In a post on LinkedIn, Patwardhan said that the costs behind payments and transfers could be "undercut drastically", while transactions would be more secure and more easily tracked.
Blockchain is best known in relation to bitcoin but it can also be described as a public ledger solution with storage capacity that is secured by cryptography and a system of algorithmic problem-solving.
As Patwardhan describes it, "the blockchain is a decentralised ownership record or distributed public ledger of all transactions, which is mathematically signed to prevent unauthorised tampering".
While bitcoin is "viewed uneasily as an exotic alternative currency", the banking industry "is starting to see the many potential benefits of its underlying technology", Patwardhan said.
Blockchain could be helpful in preventing money laundering, she said.
"With the use of blockchain technology, each leg of the transaction can be recorded and traced, making the ultimate destination and use of the funds clearer. This means combating financial crime such as money laundering also becomes easier," Patwardhan said.
Trade finance could also find benefits from blockchain, she said: "This has traditionally been a paper-intensive process but it is possible to use blockchain technology to digitise and authenticate the records. This can result in trade transactions that are secure with digital records of related data visible to various participants in the trade transaction."
If blockchain does take off in the banking industry, "it is not impossible to imagine a scenario where even the central banks themselves might look at issuing digital currencies. No bank can afford to ignore what it augurs for the ongoing avalanche of digital innovations to come," Patwardhan said.
Patwardhan joins a series of senior banking officials who say that they are looking into the potential of blockchain technology for payment systems and cross-currency transfers.
During a recent webinar for investors and analysts, the Royal Bank of Scotland's chief administrative officer Simon McNamara said he had just returned from the west coast of the United States where " hundreds of millions of dollars being invested into blockchain initiatives. I don’t know what’s going to succeed. What I'm certain of is that we are going to see blockchain solutions, peer to peer solutions emerging in our industry and we want to be close to that development."

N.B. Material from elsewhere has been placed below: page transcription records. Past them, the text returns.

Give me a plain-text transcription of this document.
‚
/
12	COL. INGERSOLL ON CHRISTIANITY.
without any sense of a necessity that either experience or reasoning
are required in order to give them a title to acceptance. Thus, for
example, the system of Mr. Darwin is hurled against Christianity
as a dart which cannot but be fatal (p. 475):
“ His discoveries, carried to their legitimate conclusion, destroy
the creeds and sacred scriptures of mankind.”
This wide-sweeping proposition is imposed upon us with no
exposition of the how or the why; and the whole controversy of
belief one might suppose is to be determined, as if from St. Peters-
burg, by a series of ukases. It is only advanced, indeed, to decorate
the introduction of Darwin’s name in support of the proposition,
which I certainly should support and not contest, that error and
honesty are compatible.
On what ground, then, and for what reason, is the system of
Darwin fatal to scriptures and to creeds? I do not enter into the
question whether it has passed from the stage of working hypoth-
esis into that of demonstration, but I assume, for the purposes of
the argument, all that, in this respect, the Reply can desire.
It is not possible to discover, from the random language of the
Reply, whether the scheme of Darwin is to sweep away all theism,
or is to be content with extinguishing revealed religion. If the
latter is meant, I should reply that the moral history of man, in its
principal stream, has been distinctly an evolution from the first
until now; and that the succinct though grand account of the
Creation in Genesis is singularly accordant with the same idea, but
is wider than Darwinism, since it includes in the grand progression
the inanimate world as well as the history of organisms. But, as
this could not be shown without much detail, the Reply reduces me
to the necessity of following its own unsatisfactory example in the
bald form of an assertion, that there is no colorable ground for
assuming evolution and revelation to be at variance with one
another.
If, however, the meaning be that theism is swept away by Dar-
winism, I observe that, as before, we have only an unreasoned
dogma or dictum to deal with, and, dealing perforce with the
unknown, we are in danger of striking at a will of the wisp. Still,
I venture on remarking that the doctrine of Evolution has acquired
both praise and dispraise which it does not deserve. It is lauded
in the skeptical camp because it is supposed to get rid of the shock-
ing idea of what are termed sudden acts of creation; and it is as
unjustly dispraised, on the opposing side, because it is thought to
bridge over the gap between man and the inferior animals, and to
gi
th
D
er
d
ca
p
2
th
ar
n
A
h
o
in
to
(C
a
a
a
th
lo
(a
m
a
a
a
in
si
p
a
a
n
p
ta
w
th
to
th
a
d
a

Last month, Barclays announced that it is working on a proof of concept with Safello, a start up bitcoin exchange from Barclays own business accelerator scheme, to explore how blockchain technology can be used in financial services. Barclays believes this is the first proof of concept deal signed by a UK high street bank with a bitcoin company.
In April, the Wall Street Journal reported that UBS is opening a blockchain research lab in London. The lab will bring together technology experts from UBS and the wider fintech community, and will experiment with how blockchain can be adapted to process financial transactions more efficiently, the report said.
BNY Mellon chief information officer Suresh Kumar told the Wall Street Journal in April that the bank is experimenting internally with the use of blockchain to make transactions more efficient.
The bank is due to run an event titled 'Digital currencies and the blockchain' on 28 July, according to its Spring 2015 newsletter.
Citigroup has been also looking at distributed ledger technology "for the last few years", Ken Moore, head of Citi Innovation Labs told IB Times earlier this month. The bank has built three blockchains and a test currency called Citicoin to run on them, he said.
"It's in the labs, but it's to make sure we are at the leading edge of this technology and that we can exploit the opportunities within it," Moore told IB Times.
Financial services expert John Salmon of Pinsent Masons, the law firm behind Out-Law.com said: "As can be seen, there is a great amount of interest from banks in how they can use blockchain technology. It does seem to present huge opportunities and provide potential to improve processes to enable customers to transact more efficiently but also to combat fraud and money laundering."
"It will also be important for institutions to open dialogue with the regulators to ensure that the regulators understand the benefits of the technology and can alter their rules where necessary," Salmon said.
"Financial services businesses in particular will be hoping that regulators across the globe take a consistent approach – there is a danger of fragmentation with many regulators currently looking into the issues in isolation," he said.